Archive for the 'ICOS' Category



Struggle for Kabul: The Taliban Advance

BY Herschel Smith
15 years, 10 months ago

The International Council on Security and Development (formerly the Senlis Council) has issued an important update to their outstanding coverage and analysis of the security situation in Afghanistan, entitled Struggle for Kabul: The Taliban Advance.

The full report is required reading for military and anyone interested in Afghanistan, but selected citations from the situation update are provided below.

… as seven years of missed opportunity have rolled by, the Taliban has rooted itself across increasing swathes of Afghan territory. According to research undertaken by ICOS throughout 2008, the Taliban now has a permanent presence in 72% of the country. Moreover, it is now seen as the de facto governing power in a number of southern towns and villages. This figure is up from 54% in November 2007, as outlined in the ICOS report Stumbling into Chaos: Afghanistan on the Brink. The increase in their geographic spread illustrates that the Taliban’s political, military and economic strategies are now more successful than the West’s in Afghanistan. Confident in their expansion beyond the rural south, the Taliban are at the gates of the capital and infiltrating the city at will.

Of the four doors leading out of Kabul, three are now compromised by Taliban activity. The roads to the west, towards the Afghan National Ring Road through Wardak to Kandahar become unsafe for Afghan or international travel by the time travellers reach the entrance to Wardak province, which is about thirty minutes from the city limits. The road south to Logar is no longer safe for Afghan or international travel. The road east to Jalalabad is not safe for Afghan or international travel once travellers reach the Sarobi Junction which is about an hour outside of the city. Of the two roads leaving the city to the north only one – the road towards the Panjshir valley, Salang tunnel and Mazar – is considered safe for Afghan and international travel. The second road towards the north which leads to the Bagram Air Base is frequently used by foreign and military convoys and subject to insurgent attacks.
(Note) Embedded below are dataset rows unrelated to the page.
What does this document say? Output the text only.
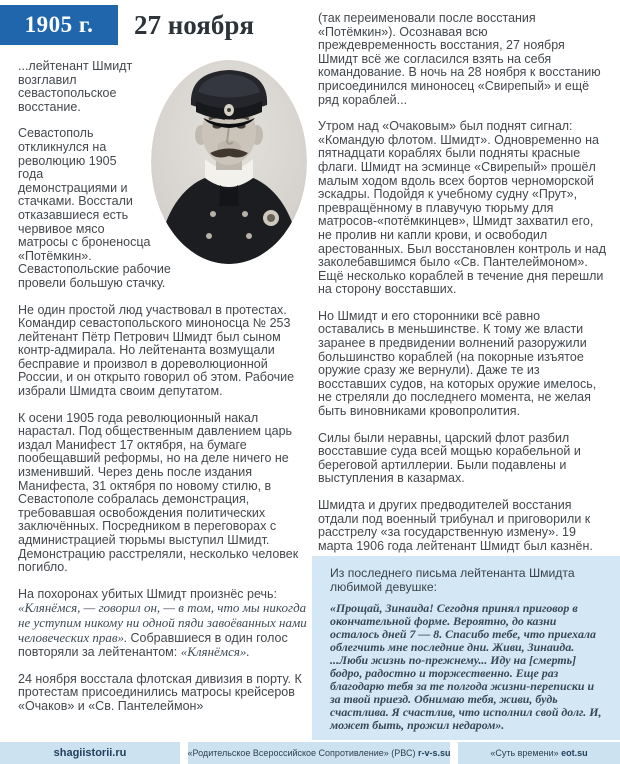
1905 г. 27 ноября

...лейтенант Шмидт возглавил севастопольское восстание.

Севастополь откликнулся на революцию 1905 года демонстрациями и стачками. Восстали отказавшиеся есть червивое мясо матросы с броненосца «Потёмкин». Севастопольские рабочие провели большую стачку.

Не один простой люд участвовал в протестах. Командир севастопольского миноносца № 253 лейтенант Пётр Петрович Шмидт был сыном контр-адмирала. Но лейтенанта возмущали бесправие и произвол в дореволюционной России, и он открыто говорил об этом. Рабочие избрали Шмидта своим депутатом.

К осени 1905 года революционный накал нарастал. Под общественным давлением царь издал Манифест 17 октября, на бумаге пообещавший реформы, но на деле ничего не изменивший. Через день после издания Манифеста, 31 октября по новому стилю, в Севастополе собралась демонстрация, требовавшая освобождения политических заключённых. Посредником в переговорах с администрацией тюрьмы выступил Шмидт. Демонстрацию расстреляли, несколько человек погибло.

На похоронах убитых Шмидт произнёс речь: «Клянёмся, — говорил он, — в том, что мы никогда не уступим никому ни одной пяди завоёванных нами человеческих прав». Собравшиеся в один голос повторяли за лейтенантом: «Клянёмся».

24 ноября восстала флотская дивизия в порту. К протестам присоединились матросы крейсеров «Очаков» и «Св. Пантелеймон»

(так переименовали после восстания «Потёмкин»). Осознавая всю преждевременность восстания, 27 ноября Шмидт всё же согласился взять на себя командование. В ночь на 28 ноября к восстанию присоединился миноносец «Свирепый» и ещё ряд кораблей...

Утром над «Очаковым» был поднят сигнал: «Командую флотом. Шмидт». Одновременно на пятнадцати кораблях были подняты красные флаги. Шмидт на эсминце «Свирепый» прошёл малым ходом вдоль всех бортов черноморской эскадры. Подойдя к учебному судну «Прут», превращённому в плавучую тюрьму для матросов-«потёмкинцев», Шмидт захватил его, не пролив ни капли крови, и освободил арестованных. Был восстановлен контроль и над заколебавшимся было «Св. Пантелеймоном». Ещё несколько кораблей в течение дня перешли на сторону восставших.

Но Шмидт и его сторонники всё равно оставались в меньшинстве. К тому же власти заранее в предвидении волнений разоружили большинство кораблей (на покорные изъятое оружие сразу же вернули). Даже те из восставших судов, на которых оружие имелось, не стреляли до последнего момента, не желая быть виновниками кровопролития.

Силы были неравны, царский флот разбил восставшие суда всей мощью корабельной и береговой артиллерии. Были подавлены и выступления в казармах.

Шмидта и других предводителей восстания отдали под военный трибунал и приговорили к расстрелу «за государственную измену». 19 марта 1906 года лейтенант Шмидт был казнён.

Из последнего письма лейтенанта Шмидта любимой девушке:

«Прощай, Зинаида! Сегодня принял приговор в окончательной форме. Вероятно, до казни осталось дней 7 — 8. Спасибо тебе, что приехала облегчить мне последние дни. Живи, Зинаида. ...Люби жизнь по-прежнему... Иду на [смерть] бодро, радостно и торжественно. Еще раз благодарю тебя за те полгода жизни-переписки и за твой приезд. Обнимаю тебя, живи, будь счастлива. Я счастлив, что исполнил свой долг. И, может быть, прожил недаром».

shagiistorii.ru	«Родительское Всероссийское Сопротивление» (РВС)
r-v-s.su	«Суть времени»
eot.su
By blocking the doors to the city in this way, the Taliban insurgents are closing a noose around the city and establishing bases close to the city from which to launch attacks inside it. Using these bases, the Taliban and insurgent attacks in Kabul have increased dramatically – including kidnapping of Afghans and foreigners, various bomb attacks and assassinations. This dynamic has created a fertile environment for criminal activity, and the links between the Taliban and criminals are increasing and the lines between the various violent actors becoming blurred. All of these Taliban successes are forcing the Afghan government and the West to the negotiating table.

There are themes throughout the report consistent with those at The Captain’s Journal, such as the conduct of counter-terrorism rather than counterinsurgency (page 19 of the report, see The Captain’s Journal, Concerning Turning Over Afghanistan to Special Operations Forces and The Cult of Special Forces).
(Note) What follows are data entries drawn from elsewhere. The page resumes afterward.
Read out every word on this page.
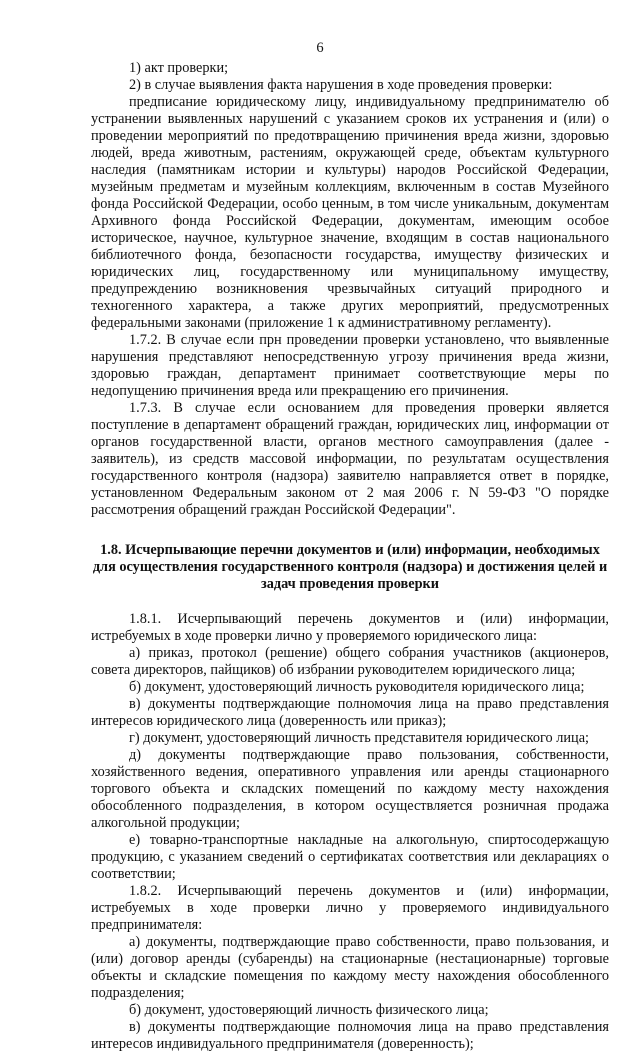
6

1) акт проверки;

2) в случае выявления факта нарушения в ходе проведения проверки:

предписание юридическому лицу, индивидуальному предпринимателю об устранении выявленных нарушений с указанием сроков их устранения и (или) о проведении мероприятий по предотвращению причинения вреда жизни, здоровью людей, вреда животным, растениям, окружающей среде, объектам культурного наследия (памятникам истории и культуры) народов Российской Федерации, музейным предметам и музейным коллекциям, включенным в состав Музейного фонда Российской Федерации, особо ценным, в том числе уникальным, документам Архивного фонда Российской Федерации, документам, имеющим особое историческое, научное, культурное значение, входящим в состав национального библиотечного фонда, безопасности государства, имуществу физических и юридических лиц, государственному или муниципальному имуществу, предупреждению возникновения чрезвычайных ситуаций природного и техногенного характера, а также других мероприятий, предусмотренных федеральными законами (приложение 1 к административному регламенту).

1.7.2. В случае если прн проведении проверки установлено, что выявленные нарушения представляют непосредственную угрозу причинения вреда жизни, здоровью граждан, департамент принимает соответствующие меры по недопущению причинения вреда или прекращению его причинения.

1.7.3. В случае если основанием для проведения проверки является поступление в департамент обращений граждан, юридических лиц, информации от органов государственной власти, органов местного самоуправления (далее - заявитель), из средств массовой информации, по результатам осуществления государственного контроля (надзора) заявителю направляется ответ в порядке, установленном Федеральным законом от 2 мая 2006 г. N 59-ФЗ "О порядке рассмотрения обращений граждан Российской Федерации".

1.8. Исчерпывающие перечни документов и (или) информации, необходимых для осуществления государственного контроля (надзора) и достижения целей и задач проведения проверки

1.8.1. Исчерпывающий перечень документов и (или) информации, истребуемых в ходе проверки лично у проверяемого юридического лица:

а) приказ, протокол (решение) общего собрания участников (акционеров, совета директоров, пайщиков) об избрании руководителем юридического лица;

б) документ, удостоверяющий личность руководителя юридического лица;

в) документы подтверждающие полномочия лица на право представления интересов юридического лица (доверенность или приказ);

г) документ, удостоверяющий личность представителя юридического лица;

д) документы подтверждающие право пользования, собственности, хозяйственного ведения, оперативного управления или аренды стационарного торгового объекта и складских помещений по каждому месту нахождения обособленного подразделения, в котором осуществляется розничная продажа алкогольной продукции;

е) товарно-транспортные накладные на алкогольную, спиртосодержащую продукцию, с указанием сведений о сертификатах соответствия или декларациях о соответствии;

1.8.2. Исчерпывающий перечень документов и (или) информации, истребуемых в ходе проверки лично у проверяемого индивидуального предпринимателя:

а) документы, подтверждающие право собственности, право пользования, и (или) договор аренды (субаренды) на стационарные (нестационарные) торговые объекты и складские помещения по каждому месту нахождения обособленного подразделения;

б) документ, удостоверяющий личность физического лица;

в) документы подтверждающие полномочия лица на право представления интересов индивидуального предпринимателя (доверенность);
Furthermore, the concern over Kabul happens to coincide exactly with Twenty Minutes from Kabul, which we published just one day prior to ICOS study.  The security situation in and around Kabul is degrading, as the visual below shows.

Finally, as if to put the exclamation point on the concern over Kabul, it has been announced that the upcoming additional troop deployments to Afghanistan will go to the Kabul area of operations.

Most of the additional American troops arriving in Afghanistan early next year will be deployed near the capital, Kabul, American military commanders here say, in a measure of how precarious the war effort has become.

It will be the first time that American or coalition forces have been deployed in large numbers on the southern flank of the city, a decision that reflects the rising concerns among military officers, diplomats and government officials about the increasing vulnerability of the capital and the surrounding area.

It also underscores the difficult choices confronting American military commanders as they try to apportion a limited number of forces not only within Afghanistan, but also between Afghanistan and Iraq …

The new Army brigade, the Third Brigade of the 10th Mountain Division from Fort Drum, N.Y., is scheduled to arrive in Afghanistan in January and will consist of 3,500 to 4,000 soldiers. The “vast majority” of them will be sent to Logar and Wardak Provinces, adjacent to Kabul, said Lt. Col. Rumi Nielson-Green, a spokeswoman for the American units in eastern Afghanistan. A battalion of at least several hundred soldiers from that brigade will go to the border region in the east, where American forces have been locked in some of the fiercest fighting this year.

It doesn’t bode well for the campaign when the seat of government – such as it is – is in danger of collapse, and it is yet another sign of the need for additional troops in Afghanistan, as well as transition from the high value target counter-terrorism campaign to one of full-orbed counterinsurgency.